Friday 15 November 2013

On this date: 150 years of the Glücksburgs

Today the House of Glücksburg has been on the Danish throne for 150 years. The former Prince Christian of Schleswig-Holstein-Sonderburg-Glücksburg ascended the Danish throne as King Christian IX upon the sudden death of King Frederik VII, which, ironically, happened at Glücksburg Castle on 15 November 1863.
The death of King Frederik VII marked the extinction of the House of Oldenburg, which had ascended the Danish throne with King Christian I in 1448. Two centuries later, in 1660, the Danish crown become hereditary in that dynasty. From the accession of King Frederik I in 1523 to the death of King Frederik VI in 1839 the Oldenburgs boasted an unbroken line of eleven generations where son succeeded father, an unusual long line of direct dynastic descent which could only be rivalled by the Capets of France and the Stuarts of Scotland. Upon the death of Frederik VI in 1839 the crown passed to his half-cousin (at least officially), Christian VIII, whose son, Frederik VII, had no legitimate children.
Prince Christian of Glücksburg belonged to a junior line of the Oldenburgs, descending from one of the 23 children of Duke Hans the Younger, a younger son of King Christian III, but had only a very remote rights of succession to the throne.

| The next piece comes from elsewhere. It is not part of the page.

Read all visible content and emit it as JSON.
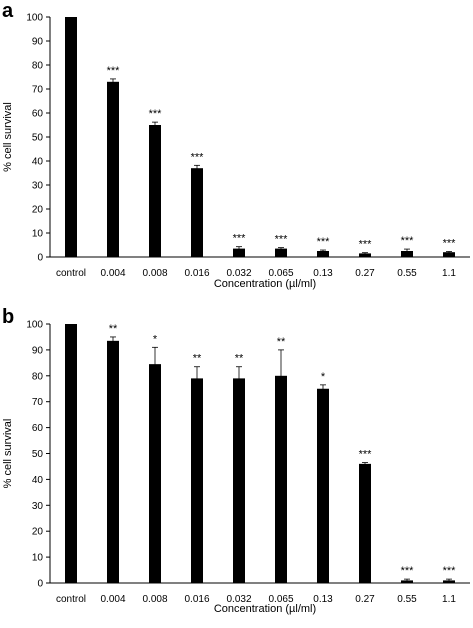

However, by the semi-Salic law of that time, his wife, née Princess Louise of Hesse-Cassel, was in line to the throne after her mother, a sister of Christian VIII, and elder brother, who both renounced their rights in favour of Louise, who transferred them to her husband, who was the Russian candidate to the Danish throne and won the approval of the other great powers at a conference in London in 1852.
There will be no special celebrations of the 150th anniversary of the royal house, but today has been chosen as the date for the unveiling of a new group portrait of Queen Margrethe II and Prince Consort Henrik with their sons, daughters-in-law and grandchildren by Thomas Kluge, who has earlier done portraits of Queen Margrethe, Prince Consort Henrik and Crown Prince Frederik.

2 comments:

  1. I think Christian IX had a remote right to succeed to the hereditary throne of Frederik III
    - not because of the patriline from Christian III, but
    - because his mother was Louise Caroline, daughter of Frederik V. In my view, if those dozens of personages ahead of Louise Caroline's branch had died and also Christian's own elder brothers had died without progeny, then Christian IX would have succeeded in his own right derived from Frederik V. (This carnage however would have meant that Christian's own children had also died.... so he could then have had problems about to whom the throne pass after him.)

    M

    ReplyDelete
    Replies
    1. That is indeed true - a very theoretical right of succession, but still a right. If so, Christian IX's heir would have been his next brother, Prince Julius, but as he died childless in 1903, Christian IX would have been succeeded by the next brother, Prince Hans, who lived until 1911.

      The same is indeed the case today with Prince Philip of Britain, who is something like 600th in line to the British throne, making his highly unlikely succession to the throne dependent of the deaths of all those hundreds ahead of him, including his own descendants. In that case I think Prince Philip's heir would have been Margrave Maximilian of Baden, the eldest son of his second sister (the descendants of his eldest sister are also descended from the second son of Queen Victoria and thus higher up in the order of succession than Prince Philip, who is descended from her second daughter).